Ursula Forster und Oskar Lehner sind seit 2016 mit einem umgebauten Geländewagen unterwegs und haben sich auf eine beeindruckende Reise begeben, die sie unter anderem nach Vietnam, Kambodscha und Thailand führte. Im Winter 2024/25 waren sie Teil ihrer dreijährigen Fahrt entlang der Seidenstraße und werden am Donnerstag, 26. Februar, an der Johannes Kepler Universität (JKU) einen Vortrag halten. Dieser wird sich mit den Naturlandschaften, Kulturen und den Herausforderungen der Menschen in diesen Ländern befassen. Interessanterweise ist der Eintritt zu dieser Veranstaltung frei, was allen Interessierten die Möglichkeit bietet, mehr über diese faszinierenden Länder zu erfahren.

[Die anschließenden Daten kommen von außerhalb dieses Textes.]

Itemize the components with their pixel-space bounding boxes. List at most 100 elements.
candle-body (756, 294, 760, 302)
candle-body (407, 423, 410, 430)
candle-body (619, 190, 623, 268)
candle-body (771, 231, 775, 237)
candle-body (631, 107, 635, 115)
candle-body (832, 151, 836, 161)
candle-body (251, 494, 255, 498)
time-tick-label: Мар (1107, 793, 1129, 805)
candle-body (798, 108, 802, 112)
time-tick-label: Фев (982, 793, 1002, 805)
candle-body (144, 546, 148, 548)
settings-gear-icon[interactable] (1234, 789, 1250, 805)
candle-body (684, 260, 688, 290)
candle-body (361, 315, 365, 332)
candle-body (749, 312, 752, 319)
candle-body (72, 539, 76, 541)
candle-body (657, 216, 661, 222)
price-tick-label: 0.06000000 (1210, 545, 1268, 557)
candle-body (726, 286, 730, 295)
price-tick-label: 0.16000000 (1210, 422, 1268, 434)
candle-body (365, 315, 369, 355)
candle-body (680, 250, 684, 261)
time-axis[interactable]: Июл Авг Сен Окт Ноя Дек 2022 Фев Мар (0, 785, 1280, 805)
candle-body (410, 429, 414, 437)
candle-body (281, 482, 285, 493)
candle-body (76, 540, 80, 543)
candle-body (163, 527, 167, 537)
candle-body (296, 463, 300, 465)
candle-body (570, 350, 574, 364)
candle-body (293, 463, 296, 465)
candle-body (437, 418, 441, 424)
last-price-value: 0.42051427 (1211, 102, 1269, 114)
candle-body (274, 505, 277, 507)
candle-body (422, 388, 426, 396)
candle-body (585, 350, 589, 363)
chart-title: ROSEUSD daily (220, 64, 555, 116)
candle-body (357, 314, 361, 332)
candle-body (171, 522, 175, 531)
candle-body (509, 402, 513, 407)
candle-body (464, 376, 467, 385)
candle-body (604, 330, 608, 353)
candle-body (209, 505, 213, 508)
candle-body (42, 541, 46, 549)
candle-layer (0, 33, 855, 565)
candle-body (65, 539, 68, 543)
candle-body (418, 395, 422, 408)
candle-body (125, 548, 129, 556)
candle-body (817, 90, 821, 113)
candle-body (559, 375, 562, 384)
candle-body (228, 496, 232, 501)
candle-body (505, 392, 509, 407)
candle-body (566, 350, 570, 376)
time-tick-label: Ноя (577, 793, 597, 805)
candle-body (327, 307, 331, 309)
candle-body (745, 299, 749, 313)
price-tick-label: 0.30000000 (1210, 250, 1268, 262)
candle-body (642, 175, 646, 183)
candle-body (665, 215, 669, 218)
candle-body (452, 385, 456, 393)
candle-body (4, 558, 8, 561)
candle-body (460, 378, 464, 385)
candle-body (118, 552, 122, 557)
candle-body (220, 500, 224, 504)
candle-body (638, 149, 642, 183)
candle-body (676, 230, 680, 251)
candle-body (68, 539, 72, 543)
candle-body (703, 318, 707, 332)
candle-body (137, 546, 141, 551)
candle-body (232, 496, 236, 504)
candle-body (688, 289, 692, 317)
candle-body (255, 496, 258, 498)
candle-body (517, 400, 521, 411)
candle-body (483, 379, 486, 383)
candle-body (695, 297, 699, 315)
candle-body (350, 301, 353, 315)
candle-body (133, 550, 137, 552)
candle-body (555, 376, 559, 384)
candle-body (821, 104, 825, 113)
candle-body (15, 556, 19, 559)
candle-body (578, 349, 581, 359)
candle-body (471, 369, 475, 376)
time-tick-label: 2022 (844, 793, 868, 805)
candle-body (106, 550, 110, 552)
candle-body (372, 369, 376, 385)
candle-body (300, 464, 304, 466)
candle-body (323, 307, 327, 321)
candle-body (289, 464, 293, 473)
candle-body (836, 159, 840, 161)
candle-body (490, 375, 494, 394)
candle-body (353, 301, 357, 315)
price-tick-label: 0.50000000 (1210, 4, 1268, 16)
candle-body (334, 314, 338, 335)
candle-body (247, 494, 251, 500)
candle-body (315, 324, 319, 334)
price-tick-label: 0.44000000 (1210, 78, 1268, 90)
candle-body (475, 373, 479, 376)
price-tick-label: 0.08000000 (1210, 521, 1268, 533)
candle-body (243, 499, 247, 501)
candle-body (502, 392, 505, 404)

Vietnam, das Ursula Forster als Land mit beeindruckenden Naturlandschaften und einer dynamischen wirtschaftlichen Entwicklung beschreibt, hat sich in den letzten Jahren als eine der am schnellsten wachsenden Volkswirtschaften der Welt etabliert. Während ihrer Reisen besuchten sie historische Schlachtfelder in Dien Bien Phu, Hanoi, der Halong Bucht, Hue und Ho Chi Minh Stadt, die vormals als Saigon bekannt war. Besonders eindrucksvoll sind die schwimmenden Märkte im Mekong Delta, die die kulturelle Vielfalt und den täglichen Lebensstil der Vietnamesen widerspiegeln. In ihren Bildern präsentieren sie die Geschichte und Kultur Vietnams der letzten 150 Jahre, einschließlich der Befreiung vom französischen Kolonialregime und der Indochina-Kriege.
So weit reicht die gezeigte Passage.